La lealtad como problema
HACE POCO más de un mes el presidente Bush, al tomar posesión de su cargo, anunciaba el inicio en EE UU de una etapa "más amable y más bondadosa"de gestión. Es probable que estuviera acariciando el sueño de gobernar por consenso. Si era así, se ha debido llevar una amarga desilusión: seis semanas más tarde, en Washington hay de todo menos consenso. Los nombramientos de altos cargos están paralizados, mientras el Senado -organismo que tiene que aprobarlos- pondera la moralidad o inmoralidad, la idoneidad o la torpeza de los candidatos. De los 24 nombramientos propuestos por el presidente, la mitad, incluidos cuatro de rango ministerial, están sin ratificar.Algunos de los colaboradores más íntimos de George Bush se han visto obligados a hacer auténticos ejercicios de funambulismo ético: el secretario de Estado, Baker, se ve forzado a vender su paquete de acciones en un banco; el abogado general de la Casa Blanca, Boyden, ha tenido que renunciar a un sueldo que cobraba indebidamente en una empresa familiar. Hasta William Bennet, nuevo jefe de la todopoderosa agencia farmacológica, ha tenido que dejar de fumar. Mientras tanto, al Gobierno le está costando un enorme trabajo echar a andar, pese a que algunas de las primeras decisiones tomadas por Bush hayan merecido el aplauso de todos, desde las soluciones propuestas para hacer frente a la quiebra del gigantesco sistema de las instituciones de ahorro y préstamo hipotecario o el plan presupuestario sometido al Congreso, hasta algunas de las iniciativas en política internacional. Las dificultades han surgido por fallos en la infraestructura de la Administración, con numerosas vacantes claves para el desarrollo de las decisiones.

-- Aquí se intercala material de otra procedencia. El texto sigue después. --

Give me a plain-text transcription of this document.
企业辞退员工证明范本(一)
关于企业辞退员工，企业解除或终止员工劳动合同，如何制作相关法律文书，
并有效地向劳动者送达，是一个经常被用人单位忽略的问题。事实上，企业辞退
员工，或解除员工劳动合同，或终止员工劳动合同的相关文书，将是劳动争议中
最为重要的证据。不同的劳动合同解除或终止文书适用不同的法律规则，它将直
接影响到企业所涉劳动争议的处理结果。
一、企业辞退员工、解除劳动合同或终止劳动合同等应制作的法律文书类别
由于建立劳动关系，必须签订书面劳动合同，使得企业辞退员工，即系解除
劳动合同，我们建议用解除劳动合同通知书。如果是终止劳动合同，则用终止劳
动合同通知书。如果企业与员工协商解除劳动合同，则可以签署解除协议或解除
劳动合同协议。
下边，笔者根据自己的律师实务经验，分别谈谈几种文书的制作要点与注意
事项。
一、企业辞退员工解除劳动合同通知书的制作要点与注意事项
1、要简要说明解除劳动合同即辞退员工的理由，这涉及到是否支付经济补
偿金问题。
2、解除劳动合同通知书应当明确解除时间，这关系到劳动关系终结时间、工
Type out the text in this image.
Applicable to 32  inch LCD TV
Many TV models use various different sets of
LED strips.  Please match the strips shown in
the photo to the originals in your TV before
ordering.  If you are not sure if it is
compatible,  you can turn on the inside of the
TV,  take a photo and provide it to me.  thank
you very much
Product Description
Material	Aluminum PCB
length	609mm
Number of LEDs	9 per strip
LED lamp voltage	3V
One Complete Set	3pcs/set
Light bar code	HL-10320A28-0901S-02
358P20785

En el Departamento del Tesoro no ha sido nombrado cargo alguno por debajo del secretario Brady. El Departamento de Sanidad parece bloqueado porque el secretario propuesto, Sullivan, no consigue ser confirmado por el Senado a causa de sus puntos de vista favorables a la liberalización del aborto. Los acuerdos recientes en Centroamérica pillaron desprevenido al secretario de Estado, a falta de un director general (propuesto, pero no nombrado) que los analizara. Sin embargo, el problema de mayor resonancia es el de la confirmación del ex senador John Tower como secretario de Defensa. Rechazado la semana pasada por el Comité de las Fuerzas Armadas del Senado, el nombramiento está siendo debatido con acritud en el plenario de la Cámara. A Tower se le achacan tres cosas: su afición al alcohol, su desmesura con las faldas y su pasado como traficante de influencias con alguno de los mayores fabricantes de material militar. Quizá con mucha indulgencia podrían ignorarse las dos primeras; la tercera es más grave porque no se ve claramente cómo Tower va a poder ignorar las peticiones de apoyo que le dirijan las empresas que en el pasado llegaron a pagarle 750.000 dólares por sus servicios.
Aunque la candidatura de John Tower podría haber sido retirada (no pertenece al círculo íntimo del presidente, y de hecho no fue propuesto hasta mucho después que el resto del equipo de Gobierno), George Bush sigue apoyándolo. En EE UU y para los republicanos la lealtad no se traiciona. En este caso, sin embargo, la lealtad parece estar provocando una parálisis que perjudica a la eficacia operativa de la primera potencia del mundo.